Diocese Meets with Area Parishes for Long-Term Planning
Officials Say Church Closures Would Be a Last-Choice Option

By Rich Adams
Cheboygan Daily Tribune
August 22, 2008

GAYLORD, Mich. - A series of parish town hall meetings are being scheduled throughout Northern Michigan to determine the future of the various Catholic churches in the Diocese of Gaylord.

A shortage of clergy is prompting the Diocese to look at each church and come up with a list of long-term goals.

But that doesn't necessarily mean church closings, as was the case in the 1990s in Cheboygan County.

"The Parish and Personnel Task Force has been working for about two years," said Candace Neff, director of communications for the Diocese. "It is made up of people throughout the Diocese. It has worked on short-term goals, and is now working on the long-term goals."

The individual parish meetings will take place during the next few months and church officials will encourage parishioners to reflect on their churches.

"We will be having the meetings and individual churches will be asked to consider the strengths of their parishes and the challenges," Neff explained. "They also will complete a self-evaluation tool and return it to us, at which point we will look at what the parishes do and what their ministries are."

But does that mean closing doors on churches?

"Will it result in closed parishes? That's the last resort," Neff said. "That's not the first choice of anything, but might it happen? It might."

But how the results of the town hall meetings might affect local churches is still a ways in the future.

Straits-area churches that could be affected include St. Anthony's in Mackinaw City, St. Mary/St. Charles and Sacred Heart in Cheboygan, Cross in the Woods in Indian River, St. Clement in Pellston and St. Paul's in Onaway.

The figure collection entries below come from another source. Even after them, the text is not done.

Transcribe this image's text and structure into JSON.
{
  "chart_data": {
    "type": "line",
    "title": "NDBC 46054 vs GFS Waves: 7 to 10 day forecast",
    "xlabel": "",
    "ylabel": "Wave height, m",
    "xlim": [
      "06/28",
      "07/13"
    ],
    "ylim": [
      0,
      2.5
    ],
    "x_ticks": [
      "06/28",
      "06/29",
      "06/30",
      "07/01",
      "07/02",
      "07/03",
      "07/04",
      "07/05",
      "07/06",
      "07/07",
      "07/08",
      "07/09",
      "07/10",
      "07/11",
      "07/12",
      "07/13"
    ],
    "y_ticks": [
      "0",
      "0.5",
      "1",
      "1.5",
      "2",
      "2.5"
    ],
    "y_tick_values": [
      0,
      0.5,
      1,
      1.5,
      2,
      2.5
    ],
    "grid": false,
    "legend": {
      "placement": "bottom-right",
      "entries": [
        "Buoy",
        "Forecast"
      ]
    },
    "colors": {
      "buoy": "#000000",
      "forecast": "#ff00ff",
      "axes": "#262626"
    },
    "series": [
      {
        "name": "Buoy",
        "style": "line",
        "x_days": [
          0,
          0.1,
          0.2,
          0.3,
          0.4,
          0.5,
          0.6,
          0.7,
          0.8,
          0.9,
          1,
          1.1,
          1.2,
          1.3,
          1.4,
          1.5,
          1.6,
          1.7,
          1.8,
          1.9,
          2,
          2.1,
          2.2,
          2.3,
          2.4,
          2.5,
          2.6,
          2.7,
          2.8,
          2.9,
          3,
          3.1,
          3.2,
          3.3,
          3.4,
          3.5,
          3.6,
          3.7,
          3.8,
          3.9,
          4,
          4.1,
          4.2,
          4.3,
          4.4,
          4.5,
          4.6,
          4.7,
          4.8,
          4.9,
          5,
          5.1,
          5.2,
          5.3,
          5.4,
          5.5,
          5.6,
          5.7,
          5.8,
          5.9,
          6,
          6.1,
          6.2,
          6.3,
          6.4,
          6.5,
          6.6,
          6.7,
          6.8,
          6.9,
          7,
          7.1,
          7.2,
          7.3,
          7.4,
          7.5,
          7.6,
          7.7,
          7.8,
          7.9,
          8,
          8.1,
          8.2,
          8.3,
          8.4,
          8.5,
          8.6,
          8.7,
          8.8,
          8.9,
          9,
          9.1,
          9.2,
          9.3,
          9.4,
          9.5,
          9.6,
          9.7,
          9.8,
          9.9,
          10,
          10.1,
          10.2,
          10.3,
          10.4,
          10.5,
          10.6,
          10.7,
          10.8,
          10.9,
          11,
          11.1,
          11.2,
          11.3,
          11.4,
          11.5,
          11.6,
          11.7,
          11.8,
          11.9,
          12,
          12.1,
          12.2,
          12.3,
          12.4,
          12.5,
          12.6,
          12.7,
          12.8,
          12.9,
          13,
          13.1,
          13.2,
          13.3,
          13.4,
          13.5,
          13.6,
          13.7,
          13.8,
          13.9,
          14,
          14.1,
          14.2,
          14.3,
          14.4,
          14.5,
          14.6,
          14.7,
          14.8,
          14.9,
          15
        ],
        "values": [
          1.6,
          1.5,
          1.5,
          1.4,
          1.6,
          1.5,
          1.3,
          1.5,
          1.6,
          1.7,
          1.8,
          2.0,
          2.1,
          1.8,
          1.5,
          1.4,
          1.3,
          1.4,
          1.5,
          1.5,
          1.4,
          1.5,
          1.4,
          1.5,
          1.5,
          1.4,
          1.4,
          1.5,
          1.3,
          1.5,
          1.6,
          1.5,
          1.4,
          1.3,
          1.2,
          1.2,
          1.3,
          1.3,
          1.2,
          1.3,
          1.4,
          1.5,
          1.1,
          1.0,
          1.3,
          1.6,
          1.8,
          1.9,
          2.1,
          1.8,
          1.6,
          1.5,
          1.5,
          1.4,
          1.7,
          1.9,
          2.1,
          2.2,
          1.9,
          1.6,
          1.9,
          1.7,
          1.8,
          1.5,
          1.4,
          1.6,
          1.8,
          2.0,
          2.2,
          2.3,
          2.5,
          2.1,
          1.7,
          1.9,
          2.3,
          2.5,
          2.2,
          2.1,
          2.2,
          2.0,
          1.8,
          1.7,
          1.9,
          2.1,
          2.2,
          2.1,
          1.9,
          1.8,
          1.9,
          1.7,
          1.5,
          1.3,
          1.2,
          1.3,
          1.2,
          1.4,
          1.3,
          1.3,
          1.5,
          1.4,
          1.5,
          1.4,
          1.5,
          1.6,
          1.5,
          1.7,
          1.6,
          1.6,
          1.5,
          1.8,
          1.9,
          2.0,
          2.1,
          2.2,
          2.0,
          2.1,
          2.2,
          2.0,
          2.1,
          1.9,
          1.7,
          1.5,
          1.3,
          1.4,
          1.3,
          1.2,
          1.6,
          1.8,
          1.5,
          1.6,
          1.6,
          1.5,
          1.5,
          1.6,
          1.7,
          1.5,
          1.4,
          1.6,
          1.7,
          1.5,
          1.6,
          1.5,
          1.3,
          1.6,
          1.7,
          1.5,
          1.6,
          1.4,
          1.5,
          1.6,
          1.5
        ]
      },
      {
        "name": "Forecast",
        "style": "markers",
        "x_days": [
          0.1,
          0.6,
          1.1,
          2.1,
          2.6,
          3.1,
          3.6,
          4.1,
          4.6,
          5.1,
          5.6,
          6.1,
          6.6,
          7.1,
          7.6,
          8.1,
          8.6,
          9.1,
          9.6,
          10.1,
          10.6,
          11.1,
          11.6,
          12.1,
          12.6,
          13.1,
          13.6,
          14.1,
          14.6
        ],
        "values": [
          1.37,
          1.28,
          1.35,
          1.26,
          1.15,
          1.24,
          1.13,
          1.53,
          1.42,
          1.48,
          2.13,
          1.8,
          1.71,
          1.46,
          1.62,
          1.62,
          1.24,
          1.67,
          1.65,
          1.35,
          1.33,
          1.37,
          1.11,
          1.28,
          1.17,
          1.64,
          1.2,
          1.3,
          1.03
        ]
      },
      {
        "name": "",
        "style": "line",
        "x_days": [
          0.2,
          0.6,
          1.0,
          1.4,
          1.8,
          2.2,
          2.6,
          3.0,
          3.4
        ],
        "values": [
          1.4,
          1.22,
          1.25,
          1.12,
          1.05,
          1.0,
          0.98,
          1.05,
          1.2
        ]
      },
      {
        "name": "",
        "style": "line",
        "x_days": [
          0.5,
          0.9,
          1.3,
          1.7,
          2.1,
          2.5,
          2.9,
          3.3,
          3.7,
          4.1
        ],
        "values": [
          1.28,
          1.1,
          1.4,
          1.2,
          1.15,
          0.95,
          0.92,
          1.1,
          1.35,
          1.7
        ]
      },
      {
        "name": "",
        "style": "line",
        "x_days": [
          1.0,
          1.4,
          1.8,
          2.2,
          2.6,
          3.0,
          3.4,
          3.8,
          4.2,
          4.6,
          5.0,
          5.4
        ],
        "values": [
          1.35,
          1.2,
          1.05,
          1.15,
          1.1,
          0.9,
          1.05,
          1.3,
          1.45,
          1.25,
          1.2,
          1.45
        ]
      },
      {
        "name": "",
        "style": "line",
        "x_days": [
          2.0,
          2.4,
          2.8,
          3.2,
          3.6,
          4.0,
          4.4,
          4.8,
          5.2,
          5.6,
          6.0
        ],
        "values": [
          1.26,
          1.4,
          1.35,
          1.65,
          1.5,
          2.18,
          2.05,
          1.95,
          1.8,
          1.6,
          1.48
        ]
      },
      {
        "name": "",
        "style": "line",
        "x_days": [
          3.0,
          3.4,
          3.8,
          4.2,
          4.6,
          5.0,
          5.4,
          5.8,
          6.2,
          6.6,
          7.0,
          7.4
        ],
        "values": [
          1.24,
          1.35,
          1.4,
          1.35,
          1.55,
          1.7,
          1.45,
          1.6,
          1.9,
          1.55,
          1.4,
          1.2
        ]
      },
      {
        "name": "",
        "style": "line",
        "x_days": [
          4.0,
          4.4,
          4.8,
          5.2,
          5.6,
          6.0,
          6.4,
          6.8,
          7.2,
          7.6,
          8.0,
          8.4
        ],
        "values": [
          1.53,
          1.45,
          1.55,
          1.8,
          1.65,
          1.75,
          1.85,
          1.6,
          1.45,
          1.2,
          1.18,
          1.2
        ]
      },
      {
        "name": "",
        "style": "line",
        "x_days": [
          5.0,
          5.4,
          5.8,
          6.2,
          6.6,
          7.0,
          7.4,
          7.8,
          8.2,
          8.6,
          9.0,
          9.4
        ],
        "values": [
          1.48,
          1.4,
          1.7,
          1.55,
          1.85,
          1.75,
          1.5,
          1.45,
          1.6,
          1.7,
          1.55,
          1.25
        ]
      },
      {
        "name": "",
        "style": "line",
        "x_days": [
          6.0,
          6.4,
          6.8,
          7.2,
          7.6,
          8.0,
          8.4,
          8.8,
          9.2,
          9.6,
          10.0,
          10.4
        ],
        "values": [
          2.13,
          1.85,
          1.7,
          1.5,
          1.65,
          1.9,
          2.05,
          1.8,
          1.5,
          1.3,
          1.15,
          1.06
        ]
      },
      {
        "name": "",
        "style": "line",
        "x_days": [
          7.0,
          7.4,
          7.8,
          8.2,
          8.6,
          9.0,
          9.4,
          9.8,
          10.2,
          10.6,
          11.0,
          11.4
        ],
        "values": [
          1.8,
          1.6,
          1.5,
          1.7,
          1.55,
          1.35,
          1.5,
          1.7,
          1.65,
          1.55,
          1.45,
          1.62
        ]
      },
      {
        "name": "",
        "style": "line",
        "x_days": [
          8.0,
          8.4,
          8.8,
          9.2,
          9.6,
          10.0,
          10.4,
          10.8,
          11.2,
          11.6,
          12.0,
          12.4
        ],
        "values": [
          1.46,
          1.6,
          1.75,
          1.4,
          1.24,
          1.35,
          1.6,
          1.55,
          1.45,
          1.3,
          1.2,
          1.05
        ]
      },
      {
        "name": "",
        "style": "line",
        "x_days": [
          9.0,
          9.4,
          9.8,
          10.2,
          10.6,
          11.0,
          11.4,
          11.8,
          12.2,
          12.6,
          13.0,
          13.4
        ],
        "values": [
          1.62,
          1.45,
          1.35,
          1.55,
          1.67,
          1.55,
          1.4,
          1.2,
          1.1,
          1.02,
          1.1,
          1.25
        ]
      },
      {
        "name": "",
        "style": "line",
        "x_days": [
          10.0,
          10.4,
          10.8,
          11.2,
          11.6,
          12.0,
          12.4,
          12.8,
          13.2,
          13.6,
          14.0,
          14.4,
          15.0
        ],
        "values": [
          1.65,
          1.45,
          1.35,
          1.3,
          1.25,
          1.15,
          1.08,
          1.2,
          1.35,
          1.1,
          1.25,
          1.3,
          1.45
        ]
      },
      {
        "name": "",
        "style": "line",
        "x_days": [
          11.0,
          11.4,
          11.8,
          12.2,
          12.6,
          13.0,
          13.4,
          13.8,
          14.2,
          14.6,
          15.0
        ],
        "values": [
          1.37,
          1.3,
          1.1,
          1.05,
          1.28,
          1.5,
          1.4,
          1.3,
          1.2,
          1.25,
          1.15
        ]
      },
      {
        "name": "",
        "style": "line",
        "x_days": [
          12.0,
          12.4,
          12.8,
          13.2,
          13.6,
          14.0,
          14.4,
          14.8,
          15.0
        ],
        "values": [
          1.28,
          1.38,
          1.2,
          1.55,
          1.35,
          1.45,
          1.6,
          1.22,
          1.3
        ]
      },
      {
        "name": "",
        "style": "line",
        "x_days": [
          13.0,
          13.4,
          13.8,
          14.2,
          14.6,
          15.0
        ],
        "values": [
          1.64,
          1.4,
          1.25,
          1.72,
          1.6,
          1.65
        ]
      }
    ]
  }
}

"We haven't even begun talking about what the future looks like," Neff said. "We need to get our information from the parishes and parishioners before we even start talking about closing churches."

Meetings for the two Cheboygan parishes are scheduled in September, Neff said.

According to a Diocese newsletter, current projections indicate that by the year 2010 the Diocese of Gaylord will have approximately 30 active priests to care for the needs of 81 parishes. The Diocese encompasses more than 11,000 square miles with 81 parishes and 17 Catholic schools, including Cheboygan's Bishop Baraga School. only 25 parishes have their own dedicated pastor, or a priest serving as an administrator, according to the newsletter. Forty-nine parishes in the Diocese share a pastor, three parishes are served by a parish life coordinator and two are in the care of a lay administrator. Those five parishes depend on a sacramental minister to provide sacramental care, usually a retired priest or a preist from a neighboring parish. Four parishes currently have no weekend masses.

Church closings were an issue in Cheboygan County in the 1990s, when several of the smaller churches were shuttered. Sacred Heart in Riggsville was on the list of churches to close, but parishioners maintained a vigil inside the church and officials relented and kept the parish intact.

According to a July article in the Toledo Blade, Sister Christine Schenk, a member of the Sisters of St. Joseph religious order and the executive director of the Catholic reform group FutureChurch says the priest shortage is cause for concern.

Schenk said there are 18,000 active diocesan priests in the United States today, and if present rates of ordination, retirement, and death continue there will be 11,500 priests 20 years from now.

Meanwhile, the number of Catholics in the United States has been rising from 45 million in 1965 to more than 63 million today. She adds that there are 550 parishes in the United States that are led by parish life coordinators.